Kesiapan dan kematangan murid tersebut berkembang setingkat demi setingkat, bertentangan dengan problema ilmu yang dihadapkan kepadanya. Dan proses pengalihan ilmu untuk mendekati, dengan cara menganalisa problema tersebut, sehingga kemampuan untuk menyiapkan duri mereka ilmu itu benar-benar sempurna, kemudian baru mendapatkan hasilnya.
d.      Metoda mengajar dan gaya yang harus dipelihara oleh guru
                                       i.     Metoda pentahapan dan pengulagan (Tadarruj Wat tik-rari)
                                     ii.     Menggunakan sarana tertentu untuk menjabarkan pelajaran
                                   iii.     Widya wisata merupakan alat untuk mendapatkan pengalaman yang langsung
                                   iv.     Tidak memberikan presentasi yang rumit kepada anak yang baru belajar permulaan
                                     v.     Harus ada keterkaitan dalam disiplin ilmu
                                   vi.     Tidak mencampur antara dua ilmu pengetahuan dalam satu waktu
                                 vii.     Hendaknya jangan mengajarkan Al-Qu’an kepada anak kecuali setelah sampai pada tungkat kemampuan berfikir tertentu
                               viii.     Menghindari dari mengajarkan ilmu dengan ihktisarnya
                                   ix.     Sangsi terhadap murid merupakan salah satu motivasi dorongan semangat belajar (bagi murid yang tiadak disiplin)

2.      Ibnu Sina
b.    Pendidikan ketrampilan untuk mempersiapkan
Ibnu Sina mengintegrasikan antara nilai-nilai identitas dengan pandangan pragmatis, sebagaimana yang ia katakan :” Jika anak telah selesai belajar Al-Qur’an dan menghapal dasar-dasar gramatika, saat itu amatilah apa yang ia inginkan mengenai pekerjaannya, maka arahkanlah ia kejalan itu. Jika ia menginginkan menulis maka hubungkanlah dengan pelajaran bahasa surat menyurat, bercakap-cakap dengan orang lain serta berbincang-bincang dengan mereka dan sebagainya. Kalau problema Matematika, maka caranya harus mengerjakan bersamanya, membimbing dan menuliskannya. Dan jika ingin yang lain maka bawalah ia kesana.”
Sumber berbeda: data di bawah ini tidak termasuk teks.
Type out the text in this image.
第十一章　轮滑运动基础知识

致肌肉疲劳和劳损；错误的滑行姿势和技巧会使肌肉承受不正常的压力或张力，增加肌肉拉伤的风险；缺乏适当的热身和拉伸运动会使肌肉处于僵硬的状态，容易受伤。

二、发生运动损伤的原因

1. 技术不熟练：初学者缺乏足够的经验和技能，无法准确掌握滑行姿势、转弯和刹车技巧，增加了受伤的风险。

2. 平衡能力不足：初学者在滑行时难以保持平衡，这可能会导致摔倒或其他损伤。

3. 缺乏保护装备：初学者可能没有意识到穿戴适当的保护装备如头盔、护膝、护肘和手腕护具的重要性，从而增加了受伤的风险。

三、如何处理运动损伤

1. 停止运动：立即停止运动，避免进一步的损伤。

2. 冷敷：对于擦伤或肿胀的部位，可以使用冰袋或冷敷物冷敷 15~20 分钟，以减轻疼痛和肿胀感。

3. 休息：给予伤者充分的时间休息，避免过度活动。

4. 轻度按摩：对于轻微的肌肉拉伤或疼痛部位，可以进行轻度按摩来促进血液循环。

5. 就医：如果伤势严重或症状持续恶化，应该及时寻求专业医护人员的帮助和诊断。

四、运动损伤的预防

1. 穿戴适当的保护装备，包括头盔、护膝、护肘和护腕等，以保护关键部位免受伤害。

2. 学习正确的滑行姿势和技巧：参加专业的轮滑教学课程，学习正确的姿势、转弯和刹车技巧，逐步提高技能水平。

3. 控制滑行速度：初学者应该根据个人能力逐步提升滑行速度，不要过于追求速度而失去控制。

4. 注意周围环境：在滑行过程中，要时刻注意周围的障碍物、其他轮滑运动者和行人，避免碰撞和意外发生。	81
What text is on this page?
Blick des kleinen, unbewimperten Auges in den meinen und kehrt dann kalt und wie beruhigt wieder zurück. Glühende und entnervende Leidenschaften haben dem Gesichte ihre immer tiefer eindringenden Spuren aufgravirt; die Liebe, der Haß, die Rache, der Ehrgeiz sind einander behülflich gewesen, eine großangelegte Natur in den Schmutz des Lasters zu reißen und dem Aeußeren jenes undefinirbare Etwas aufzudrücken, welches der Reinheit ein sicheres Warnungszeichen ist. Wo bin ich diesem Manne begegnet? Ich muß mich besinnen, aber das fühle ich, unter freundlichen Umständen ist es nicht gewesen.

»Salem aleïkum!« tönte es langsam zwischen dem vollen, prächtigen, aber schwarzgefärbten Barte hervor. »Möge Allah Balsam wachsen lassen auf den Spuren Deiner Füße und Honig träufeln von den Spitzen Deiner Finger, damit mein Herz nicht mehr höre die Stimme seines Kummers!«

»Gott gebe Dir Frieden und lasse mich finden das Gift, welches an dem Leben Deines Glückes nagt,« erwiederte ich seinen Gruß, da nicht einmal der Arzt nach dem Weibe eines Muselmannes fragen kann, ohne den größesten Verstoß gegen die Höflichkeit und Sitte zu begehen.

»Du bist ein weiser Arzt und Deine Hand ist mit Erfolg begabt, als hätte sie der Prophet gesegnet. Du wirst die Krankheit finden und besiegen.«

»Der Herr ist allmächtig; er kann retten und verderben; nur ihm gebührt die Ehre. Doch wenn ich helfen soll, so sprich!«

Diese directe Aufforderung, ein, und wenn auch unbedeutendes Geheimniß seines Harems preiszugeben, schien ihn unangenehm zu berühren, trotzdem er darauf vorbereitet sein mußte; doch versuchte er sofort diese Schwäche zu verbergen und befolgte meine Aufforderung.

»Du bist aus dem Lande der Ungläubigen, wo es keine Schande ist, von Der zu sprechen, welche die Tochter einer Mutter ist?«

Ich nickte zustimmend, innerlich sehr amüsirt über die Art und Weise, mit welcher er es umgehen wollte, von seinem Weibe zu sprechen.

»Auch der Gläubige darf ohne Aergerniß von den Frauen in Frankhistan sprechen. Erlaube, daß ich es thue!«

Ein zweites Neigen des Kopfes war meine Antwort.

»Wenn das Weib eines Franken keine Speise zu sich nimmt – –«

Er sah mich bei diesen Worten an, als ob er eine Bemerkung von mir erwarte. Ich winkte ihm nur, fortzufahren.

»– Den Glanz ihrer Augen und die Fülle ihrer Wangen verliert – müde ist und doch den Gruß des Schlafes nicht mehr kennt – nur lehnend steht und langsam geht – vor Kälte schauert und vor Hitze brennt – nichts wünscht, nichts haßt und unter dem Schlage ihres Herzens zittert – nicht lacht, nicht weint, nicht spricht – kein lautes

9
Prinsip-prinsip pendidikan menurut Ibnu Sina:
i.       Jangan memulai pengajaran Al-Qur’an kepada anak melainkan setelah anak mencapai tingkat kematangan akal dan jasmaniah yang memungkinkan dapat menerima apa yang diajarkan.
ii.     Mengitegrasikan antara pengajaran Al-Qur’an dengan huruf hijaiyah, yang memperkuat pandangan pendidikan modern saat ini yaitu dengan metoda campuran antara metoda analitis dan strukturalis dalam mengajar membaca dan menulis.
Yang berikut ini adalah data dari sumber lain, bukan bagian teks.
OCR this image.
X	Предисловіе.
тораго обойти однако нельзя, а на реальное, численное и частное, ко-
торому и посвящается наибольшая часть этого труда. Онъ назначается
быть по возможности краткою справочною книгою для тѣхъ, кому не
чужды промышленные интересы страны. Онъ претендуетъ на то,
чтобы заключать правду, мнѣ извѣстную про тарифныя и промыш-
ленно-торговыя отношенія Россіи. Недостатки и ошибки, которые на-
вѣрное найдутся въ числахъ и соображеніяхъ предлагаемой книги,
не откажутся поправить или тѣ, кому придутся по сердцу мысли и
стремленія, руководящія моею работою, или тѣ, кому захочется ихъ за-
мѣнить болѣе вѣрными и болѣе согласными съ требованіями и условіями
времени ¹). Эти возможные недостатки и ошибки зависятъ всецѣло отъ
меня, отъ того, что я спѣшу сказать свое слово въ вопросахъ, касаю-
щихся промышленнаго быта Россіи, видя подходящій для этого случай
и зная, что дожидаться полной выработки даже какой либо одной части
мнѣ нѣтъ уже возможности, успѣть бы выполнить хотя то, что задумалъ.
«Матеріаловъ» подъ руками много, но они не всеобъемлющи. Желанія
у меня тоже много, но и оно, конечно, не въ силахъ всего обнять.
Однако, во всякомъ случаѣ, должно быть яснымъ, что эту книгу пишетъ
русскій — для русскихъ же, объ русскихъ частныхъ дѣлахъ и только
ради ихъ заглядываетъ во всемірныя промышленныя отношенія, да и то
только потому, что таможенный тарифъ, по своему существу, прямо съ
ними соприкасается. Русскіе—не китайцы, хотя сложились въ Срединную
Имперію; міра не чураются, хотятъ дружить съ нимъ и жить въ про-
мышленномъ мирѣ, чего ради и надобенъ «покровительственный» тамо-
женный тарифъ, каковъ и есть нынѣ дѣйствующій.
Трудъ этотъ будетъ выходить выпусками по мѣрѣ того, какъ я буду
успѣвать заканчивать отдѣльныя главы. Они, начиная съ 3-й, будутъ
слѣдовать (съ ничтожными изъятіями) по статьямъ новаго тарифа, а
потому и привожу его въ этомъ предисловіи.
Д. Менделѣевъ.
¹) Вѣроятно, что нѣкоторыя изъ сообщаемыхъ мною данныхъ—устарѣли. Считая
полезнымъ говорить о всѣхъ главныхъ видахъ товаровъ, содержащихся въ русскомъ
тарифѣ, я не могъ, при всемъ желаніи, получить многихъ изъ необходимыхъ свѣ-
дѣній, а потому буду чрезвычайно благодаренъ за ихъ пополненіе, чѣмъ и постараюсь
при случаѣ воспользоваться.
iii.   Kemudian anak diajuar agama pada waktu tingkat kematangan yang mantap dimana menurut adat kebiasaan hidup keagamaan yang benar terbuka lebar sampai dapat menyerap kedalam jiwanya dan mempengaruhi daya inderawi serta perasaannya.
iv.   Ibnu Sina juga memandang penting pelajaran syair sehingga syair itu menjadi sarana pendidikan perasaan. Pelajaran ini dimulai dengan mengajarkan syair-syair yang menceritakan anak glamour, sebab lebih mudah dihapal dan mudah menceritakannya. Disamping itu dilihat dari aspek lainnya syair dipandang sebagai kumpulan pantun arab yang berisi tentang kebanggaan dan ungkapan pikiran bangsa arab.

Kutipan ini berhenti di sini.